With faith — despite everything —,...
Dear Humanity,
I never knew how to write letters. Not like you do. My language was always the whisper in the wind, the tremble of the heart, the quiver in the dying man’s voice, or the laughter shared between two who embrace without fear. But today, the centuries dictate to me. Today, I write with the fingers of all the children who died of hunger and never understood why. With the black ink of every mother still sleeping among ruins, waiting for a son to return from a war she never asked for. Today, I borrow the breath of those who kept silent, and of those who screamed and were never heard.
I gave you free will, not to wash my hands of your fate, but because freedom was the only way for the love between you to be genuine. What is born of imposition is obedience, not compassion. But what did you do with that gift? You turned it into a trench. You chose selfishness and called it progress. You learned to protect your own offspring, yes, but forgot to protect the children of others. As if your species were a sum of islands, not a single continent beating in unison.
Have you ever observed the mycelium, that invisible network beneath the earth that connects trees in an ancient pact of survival and aid? If one pine tree falls ill, another sends it nutrients. If a willow is thirsty, the entire forest moves to bring it water. They do not act out of altruism — they do it because they know that if one falls, all tremble. There is no selfishness in the forest. Only communal intelligence.
You, on the other hand, invented borders, exclusive religions, pocket-sized gods to justify cruelty. You let your neighbor die because he didn’t bear your name. You didn’t share your bread for fear of running out of crumbs. Where did you lose the memory of what truly matters?
The truth is, my children, that protection does exist among your kind. I’ve seen it. In those who leap into rivers to save strangers. In those who heal without asking for ideology. In grandmothers raising someone else’s grandchildren, and in children sharing their only cookie. But they are few. And they are tired. They need more. They need you. They need you to stop believing humanity is just a sum of survivors and begin to understand it as a web.
Because protection is not an isolated act. It is a system. It is the new mycelium. It is the invisible thread of solidarity that you can still weave — if you choose to. Not to save the world — I don’t want martyrs — but to dignify life.

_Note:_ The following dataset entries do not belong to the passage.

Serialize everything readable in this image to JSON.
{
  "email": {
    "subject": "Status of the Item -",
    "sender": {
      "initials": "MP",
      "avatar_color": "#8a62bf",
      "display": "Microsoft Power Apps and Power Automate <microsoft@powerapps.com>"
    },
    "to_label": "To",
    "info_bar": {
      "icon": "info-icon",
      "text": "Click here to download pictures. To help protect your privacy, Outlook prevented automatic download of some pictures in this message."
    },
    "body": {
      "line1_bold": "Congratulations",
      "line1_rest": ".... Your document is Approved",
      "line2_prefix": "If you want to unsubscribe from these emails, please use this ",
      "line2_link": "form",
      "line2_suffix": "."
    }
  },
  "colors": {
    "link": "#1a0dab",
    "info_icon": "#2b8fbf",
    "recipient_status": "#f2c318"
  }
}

I know it hurts to witness atrocities. Believe me, it hurts me more. I gave you the capacity to prevent every single one, not the guarantee that you would. The question was never “Why does God allow it?” but rather “Why does man carry it out — or tolerate it?”
You can still change. There is still time for the fire inside you to be more than rage or destruction. It can be light. You can still be siblings. Not through words or empty promises, but through acts: bread shared, embraces offered with no conditions, shelter given without asking for nationality.
This letter is not a judgment. It is a prayer. Not from me to you, but from you to yourselves. A plea written in the veins of every living being that has ever waited for a little tenderness — and never received it.
Return to yourselves. Return to the forest. To the mycelium. To the web. Remember: saving one is saving us all.
With faith — despite everything —,
God
Dictated to Miguel C. Manjarrez.
Note: This is not a prayer. It is fiction. A letter God never wrote — but perhaps one we needed to read.